Below the Lion Rock: Road
Hong Kong 1978
Directed by Ann Hui.


Grandma checks in to a women's rehab clinic to kick the opium habit, but her daughter Chui Fong (Carol DoDo Cheng) still puffs her life away, mainly because it is so dreary, and because her husband ran off after hearing she was pregnant again. Meanwhile, the parents of Siu Lai (Idy Chan Yuk-lin) pack her off to become a bar hostess and possibly prostitute to earn some money for them since their gambling hall closed. She starts smoking opium laced cigarettes to deal with the situation, and really, who wouldn't? However, a social worker from the clinic, Mrs. Lee (Gigi Wong) makes an effort to help those that she can. Somehow, director Ann Hui manages to make this fifty minute public service announcement palatable, even thoughtful.

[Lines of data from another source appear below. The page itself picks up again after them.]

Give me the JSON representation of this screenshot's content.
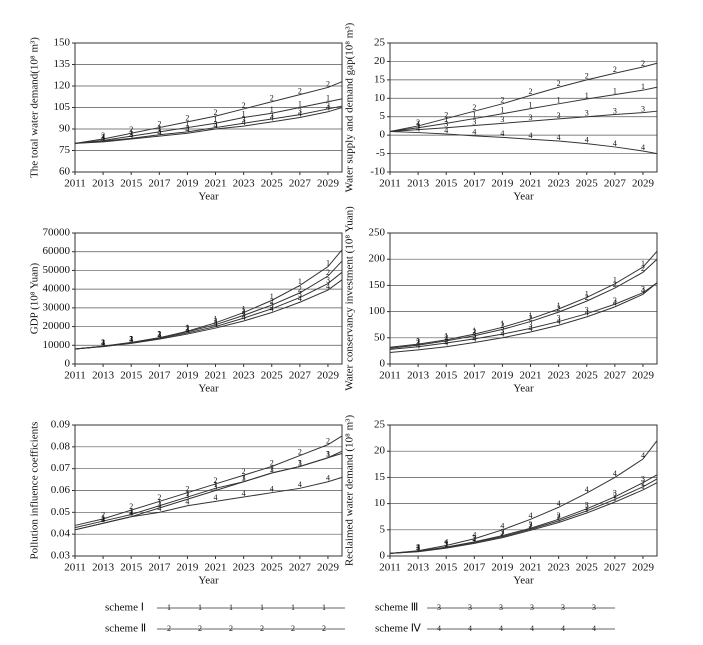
{
  "chart_data": [
    {
      "type": "line",
      "ylabel": "The total water demand(10⁸ m³)",
      "xlabel": "Year",
      "x": [
        2011,
        2013,
        2015,
        2017,
        2019,
        2021,
        2023,
        2025,
        2027,
        2029,
        2030
      ],
      "xlim": [
        2011,
        2030
      ],
      "xticks": [
        2011,
        2013,
        2015,
        2017,
        2019,
        2021,
        2023,
        2025,
        2027,
        2029
      ],
      "ylim": [
        60,
        150
      ],
      "yticks": [
        60,
        75,
        90,
        105,
        120,
        135,
        150
      ],
      "grid": true,
      "series": [
        {
          "name": "scheme Ⅰ",
          "marker": "1",
          "color": "#333333",
          "values": [
            80,
            82,
            85,
            88,
            91,
            94,
            98,
            101,
            105,
            109,
            111
          ]
        },
        {
          "name": "scheme Ⅱ",
          "marker": "2",
          "color": "#333333",
          "values": [
            80,
            83,
            87,
            91,
            95,
            99,
            104,
            109,
            114,
            119,
            123
          ]
        },
        {
          "name": "scheme Ⅲ",
          "marker": "3",
          "color": "#333333",
          "values": [
            80,
            81.5,
            83.5,
            86,
            88,
            91,
            94,
            97,
            100,
            104,
            106
          ]
        },
        {
          "name": "scheme Ⅳ",
          "marker": "4",
          "color": "#333333",
          "values": [
            80,
            81,
            83,
            85,
            87,
            90,
            92,
            95,
            98,
            102,
            105
          ]
        }
      ]
    },
    {
      "type": "line",
      "ylabel": "Water supply and demand gap(10⁸ m³)",
      "xlabel": "Year",
      "x": [
        2011,
        2013,
        2015,
        2017,
        2019,
        2021,
        2023,
        2025,
        2027,
        2029,
        2030
      ],
      "xlim": [
        2011,
        2030
      ],
      "xticks": [
        2011,
        2013,
        2015,
        2017,
        2019,
        2021,
        2023,
        2025,
        2027,
        2029
      ],
      "ylim": [
        -10,
        25
      ],
      "yticks": [
        -10,
        -5,
        0,
        5,
        10,
        15,
        20,
        25
      ],
      "grid": true,
      "series": [
        {
          "name": "scheme Ⅰ",
          "marker": "1",
          "color": "#333333",
          "values": [
            1,
            2,
            3.2,
            4.5,
            5.8,
            7.2,
            8.5,
            9.8,
            11,
            12.2,
            13
          ]
        },
        {
          "name": "scheme Ⅱ",
          "marker": "2",
          "color": "#333333",
          "values": [
            1,
            2.5,
            4.5,
            6.5,
            8.5,
            10.8,
            13,
            15,
            16.8,
            18.5,
            19.5
          ]
        },
        {
          "name": "scheme Ⅲ",
          "marker": "3",
          "color": "#333333",
          "values": [
            1,
            1.5,
            2,
            2.6,
            3.2,
            3.8,
            4.4,
            5,
            5.6,
            6.1,
            6.5
          ]
        },
        {
          "name": "scheme Ⅳ",
          "marker": "4",
          "color": "#333333",
          "values": [
            1,
            0.7,
            0.3,
            -0.2,
            -0.6,
            -1.1,
            -1.6,
            -2.3,
            -3.2,
            -4.3,
            -5
          ]
        }
      ]
    },
    {
      "type": "line",
      "ylabel": "GDP (10⁸ Yuan)",
      "xlabel": "Year",
      "x": [
        2011,
        2013,
        2015,
        2017,
        2019,
        2021,
        2023,
        2025,
        2027,
        2029,
        2030
      ],
      "xlim": [
        2011,
        2030
      ],
      "xticks": [
        2011,
        2013,
        2015,
        2017,
        2019,
        2021,
        2023,
        2025,
        2027,
        2029
      ],
      "ylim": [
        0,
        70000
      ],
      "yticks": [
        0,
        10000,
        20000,
        30000,
        40000,
        50000,
        60000,
        70000
      ],
      "grid": true,
      "series": [
        {
          "name": "scheme Ⅰ",
          "marker": "1",
          "color": "#333333",
          "values": [
            8000,
            9500,
            11500,
            14000,
            17500,
            22000,
            27500,
            34000,
            42000,
            52000,
            61000
          ]
        },
        {
          "name": "scheme Ⅱ",
          "marker": "2",
          "color": "#333333",
          "values": [
            8000,
            9500,
            11500,
            14000,
            17200,
            21000,
            26000,
            31500,
            38000,
            47000,
            55000
          ]
        },
        {
          "name": "scheme Ⅲ",
          "marker": "3",
          "color": "#333333",
          "values": [
            8000,
            9400,
            11300,
            13700,
            16600,
            20000,
            24500,
            29500,
            35500,
            43000,
            49000
          ]
        },
        {
          "name": "scheme Ⅳ",
          "marker": "4",
          "color": "#333333",
          "values": [
            8000,
            9300,
            11000,
            13300,
            16000,
            19200,
            23000,
            27500,
            33000,
            39500,
            45000
          ]
        }
      ]
    },
    {
      "type": "line",
      "ylabel": "Water conservancy investment (10⁸ Yuan)",
      "xlabel": "Year",
      "x": [
        2011,
        2013,
        2015,
        2017,
        2019,
        2021,
        2023,
        2025,
        2027,
        2029,
        2030
      ],
      "xlim": [
        2011,
        2030
      ],
      "xticks": [
        2011,
        2013,
        2015,
        2017,
        2019,
        2021,
        2023,
        2025,
        2027,
        2029
      ],
      "ylim": [
        0,
        250
      ],
      "yticks": [
        0,
        50,
        100,
        150,
        200,
        250
      ],
      "grid": true,
      "series": [
        {
          "name": "scheme Ⅰ",
          "marker": "1",
          "color": "#333333",
          "values": [
            32,
            38,
            46,
            57,
            70,
            86,
            105,
            127,
            153,
            185,
            215
          ]
        },
        {
          "name": "scheme Ⅱ",
          "marker": "2",
          "color": "#333333",
          "values": [
            30,
            36,
            44,
            54,
            66,
            81,
            99,
            120,
            145,
            175,
            200
          ]
        },
        {
          "name": "scheme Ⅲ",
          "marker": "3",
          "color": "#333333",
          "values": [
            28,
            33,
            40,
            48,
            57,
            68,
            81,
            96,
            114,
            136,
            155
          ]
        },
        {
          "name": "scheme Ⅳ",
          "marker": "4",
          "color": "#333333",
          "values": [
            22,
            27,
            33,
            41,
            50,
            61,
            74,
            90,
            109,
            133,
            155
          ]
        }
      ]
    },
    {
      "type": "line",
      "ylabel": "Pollution influence coefficients",
      "xlabel": "Year",
      "x": [
        2011,
        2013,
        2015,
        2017,
        2019,
        2021,
        2023,
        2025,
        2027,
        2029,
        2030
      ],
      "xlim": [
        2011,
        2030
      ],
      "xticks": [
        2011,
        2013,
        2015,
        2017,
        2019,
        2021,
        2023,
        2025,
        2027,
        2029
      ],
      "ylim": [
        0.03,
        0.09
      ],
      "yticks": [
        0.03,
        0.04,
        0.05,
        0.06,
        0.07,
        0.08,
        0.09
      ],
      "grid": true,
      "series": [
        {
          "name": "scheme Ⅰ",
          "marker": "1",
          "color": "#333333",
          "values": [
            0.043,
            0.046,
            0.049,
            0.053,
            0.057,
            0.061,
            0.064,
            0.068,
            0.071,
            0.075,
            0.078
          ]
        },
        {
          "name": "scheme Ⅱ",
          "marker": "2",
          "color": "#333333",
          "values": [
            0.044,
            0.047,
            0.051,
            0.055,
            0.059,
            0.063,
            0.067,
            0.071,
            0.076,
            0.081,
            0.085
          ]
        },
        {
          "name": "scheme Ⅲ",
          "marker": "3",
          "color": "#333333",
          "values": [
            0.042,
            0.045,
            0.048,
            0.052,
            0.056,
            0.06,
            0.064,
            0.068,
            0.071,
            0.075,
            0.077
          ]
        },
        {
          "name": "scheme Ⅳ",
          "marker": "4",
          "color": "#333333",
          "values": [
            0.042,
            0.045,
            0.048,
            0.05,
            0.053,
            0.055,
            0.057,
            0.059,
            0.061,
            0.064,
            0.066
          ]
        }
      ]
    },
    {
      "type": "line",
      "ylabel": "Reclaimed water demand (10⁸ m³)",
      "xlabel": "Year",
      "x": [
        2011,
        2013,
        2015,
        2017,
        2019,
        2021,
        2023,
        2025,
        2027,
        2029,
        2030
      ],
      "xlim": [
        2011,
        2030
      ],
      "xticks": [
        2011,
        2013,
        2015,
        2017,
        2019,
        2021,
        2023,
        2025,
        2027,
        2029
      ],
      "ylim": [
        0,
        25
      ],
      "yticks": [
        0,
        5,
        10,
        15,
        20,
        25
      ],
      "grid": true,
      "series": [
        {
          "name": "scheme Ⅰ",
          "marker": "1",
          "color": "#333333",
          "values": [
            0.5,
            0.8,
            1.5,
            2.4,
            3.5,
            4.9,
            6.4,
            8.2,
            10.3,
            12.6,
            14
          ]
        },
        {
          "name": "scheme Ⅱ",
          "marker": "2",
          "color": "#333333",
          "values": [
            0.5,
            0.9,
            1.6,
            2.6,
            3.7,
            5.1,
            6.7,
            8.6,
            10.8,
            13.2,
            14.7
          ]
        },
        {
          "name": "scheme Ⅲ",
          "marker": "3",
          "color": "#333333",
          "values": [
            0.5,
            0.9,
            1.7,
            2.7,
            3.9,
            5.3,
            7,
            9,
            11.3,
            14,
            15.5
          ]
        },
        {
          "name": "scheme Ⅳ",
          "marker": "4",
          "color": "#333333",
          "values": [
            0.5,
            1,
            2,
            3.3,
            5,
            7,
            9.3,
            12,
            15,
            18.5,
            22
          ]
        }
      ]
    }
  ]
}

The story in ROAD is not so much "drugs...bad...rehab...good!" Instead, it is about families, and the influence of parental behaviour on children. In the case of Fong, she was given opium by her mother, who had been hooked by her father. And in a particularly affecting scene, when Fong lies down to smoke, her little daughter watches carefully, then waits around the house unsupervised and unattended, clutching her teddy bear. More directly, Fong harms her unborn baby by smoking even past the first trimester. But, there is hope for Fong -- her mother has checked in and is receiving treatment, and perhaps, she will follow her mother's lead. The story of Fong is about waking up from a long, cloudy past, which has left them nothing more than a broken down home, a jobless, shiftless husband, a poor job, and a lethal addition.

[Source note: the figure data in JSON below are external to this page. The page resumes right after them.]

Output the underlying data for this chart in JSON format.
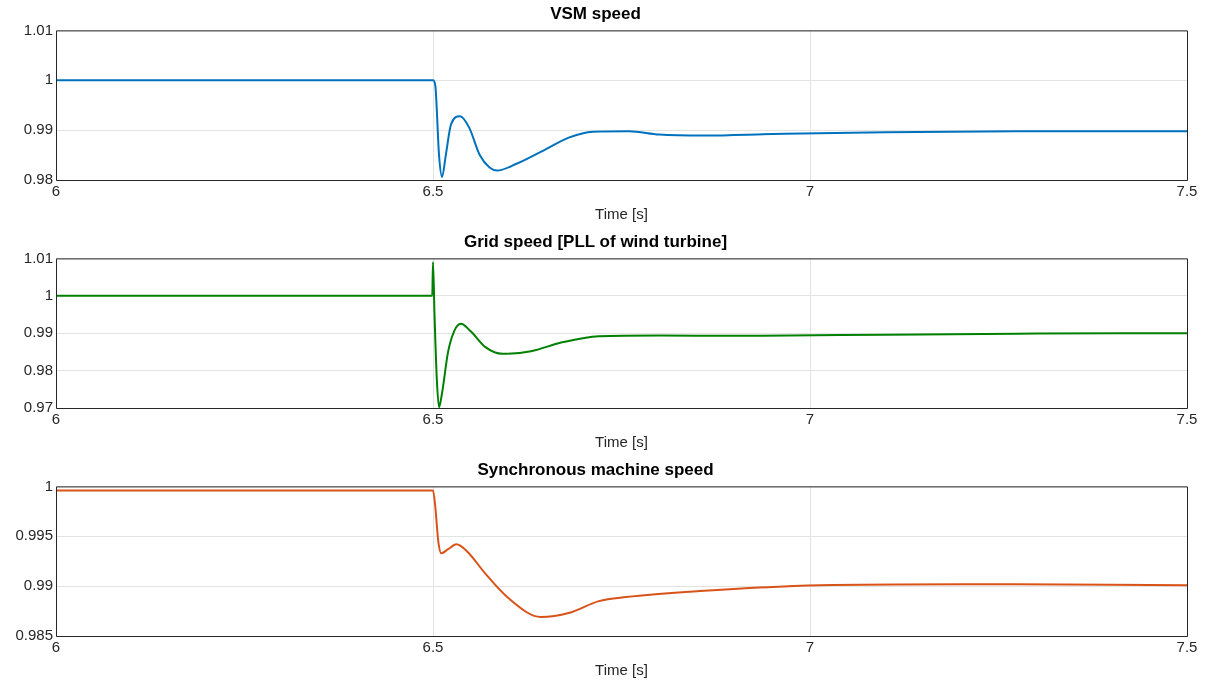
{
  "chart_data": [
    {
      "type": "line",
      "title": "VSM speed",
      "xlabel": "Time [s]",
      "xlim": [
        6,
        7.5
      ],
      "xticks": [
        6,
        6.5,
        7,
        7.5
      ],
      "ylim": [
        0.98,
        1.01
      ],
      "yticks": [
        0.98,
        0.99,
        1,
        1.01
      ],
      "grid": true,
      "x": [
        6,
        6.5,
        6.503,
        6.508,
        6.512,
        6.517,
        6.524,
        6.536,
        6.548,
        6.562,
        6.575,
        6.585,
        6.61,
        6.65,
        6.68,
        6.712,
        6.76,
        6.8,
        6.86,
        6.95,
        7.1,
        7.3,
        7.5
      ],
      "series": [
        {
          "color": "#0072bd",
          "values": [
            1.0,
            1.0,
            0.999,
            0.985,
            0.9806,
            0.985,
            0.9912,
            0.9928,
            0.9905,
            0.985,
            0.9825,
            0.9819,
            0.9832,
            0.9862,
            0.9885,
            0.9897,
            0.9898,
            0.9891,
            0.9889,
            0.9892,
            0.9896,
            0.9898,
            0.9898
          ]
        }
      ]
    },
    {
      "type": "line",
      "title": "Grid speed [PLL of wind turbine]",
      "xlabel": "Time [s]",
      "xlim": [
        6,
        7.5
      ],
      "xticks": [
        6,
        6.5,
        7,
        7.5
      ],
      "ylim": [
        0.97,
        1.01
      ],
      "yticks": [
        0.97,
        0.98,
        0.99,
        1,
        1.01
      ],
      "grid": true,
      "x": [
        6,
        6.499,
        6.5,
        6.502,
        6.505,
        6.508,
        6.512,
        6.52,
        6.528,
        6.537,
        6.55,
        6.57,
        6.592,
        6.63,
        6.67,
        6.72,
        6.8,
        6.9,
        7.1,
        7.3,
        7.5
      ],
      "series": [
        {
          "color": "#008000",
          "values": [
            1.0,
            1.0,
            1.009,
            0.995,
            0.978,
            0.9702,
            0.974,
            0.985,
            0.9905,
            0.9925,
            0.9905,
            0.9862,
            0.9845,
            0.9852,
            0.9875,
            0.9892,
            0.9894,
            0.9893,
            0.9896,
            0.9899,
            0.99
          ]
        }
      ]
    },
    {
      "type": "line",
      "title": "Synchronous machine speed",
      "xlabel": "Time [s]",
      "xlim": [
        6,
        7.5
      ],
      "xticks": [
        6,
        6.5,
        7,
        7.5
      ],
      "ylim": [
        0.985,
        1
      ],
      "yticks": [
        0.985,
        0.99,
        0.995,
        1
      ],
      "grid": true,
      "x": [
        6,
        6.5,
        6.503,
        6.507,
        6.511,
        6.52,
        6.531,
        6.545,
        6.57,
        6.6,
        6.643,
        6.68,
        6.72,
        6.756,
        6.854,
        7.013,
        7.2,
        7.5
      ],
      "series": [
        {
          "color": "#d95319",
          "values": [
            0.9996,
            0.9996,
            0.998,
            0.9945,
            0.9933,
            0.9937,
            0.9942,
            0.9935,
            0.9912,
            0.9888,
            0.9869,
            0.9873,
            0.9885,
            0.9889,
            0.9895,
            0.9901,
            0.9902,
            0.9901
          ]
        }
      ]
    }
  ]
}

Parallel to this story is the story of Siu Lai. When she is first introduced, it is a bit jarring (who is she? What does she have to do with the story so far?), but it soon becomes clear her narrative is separate, related only thematically. Again, the focus is on the family. But this time, we observe Siu Lai just getting started with opium, how she is enabled in her habit by her parents, and how she uses it to numb the pain of leading a degraded life -- which becomes increasingly so as it progresses. In her sory, we see a little of how Fong might have started on her habit, and in Fong's story, we see how much destruction occurs, and how much time passes, before it is possible to emerge.

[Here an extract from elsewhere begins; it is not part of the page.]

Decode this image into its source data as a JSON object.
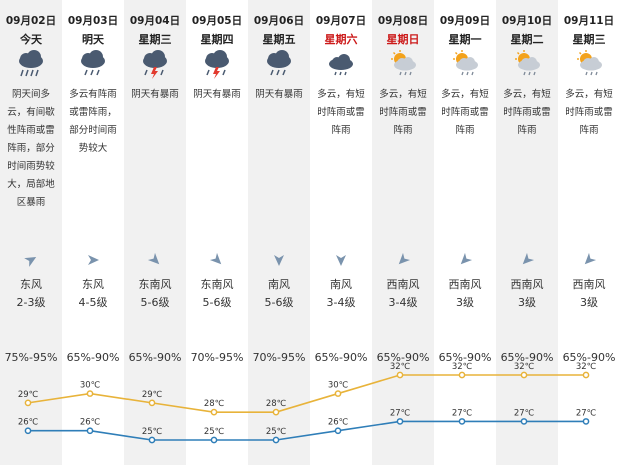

What is refreshing in the portrayals of all of the characters is that there is no distinct villains or heroes. Everyone is just trying to live their lives as best they can. Siu Lai's parents send her to work as a hostess, but don't wish her to become a prostitute. When she comes home after having sex for the first time, to a guy she thought was really nice, her parents are angry that she was taken advantage of. But then when they ask if she was paid, and she says she refused the money, her mother gives her a massive slap across the face. Motherly concern followed by monetary concern. Talk about sending mixed messages.

Even the dealer is not shown as evil incarnate -- in fact in one scene it shows him teaching a young boy -- perhaps his son -- the proper way to deal drugs. Father-son bonding, true, but over what? Again tying to the theme of parental responsibility.

ROAD is the first episode of the TV series BELOW THE LION ROCK that I have viewed, and it surpassed my expectations. Shot on film, it looks like a short independent film more than anything else. The cast is very strong, though I was surprised how hellish Carol Cheng looks here (like a drug addict, of course). Idy Chan, who was Chow Yun-Fat's first long term girlfriend, is also convincing in her role, and I appreciated how lacking in self-pity everyone was. Most people after all don't go around lamenting their miserable lives, rather, we are too busy just trying to keep our heads above water.

In an interview of the DVD Ann Hui mentioned that her mother saw this program on TV some years ago and told her it was much better than her new work. This made Ann curious to go back and look again at what made this work successful. She wasn't able to do that, then, because she didn't have a copy. But now, with the release of the DVD, she can. I find it interesting that this DVD release may not only shape our opinions of Ann Hui as a director, they may change the way she works on her pictures in the future.

The episode "BRIDGE" also appears on the same DVD but is not included on the VCD.

Rating: Recommended (Recommended)

Posted by Peter Nepstad on September 23, 2005.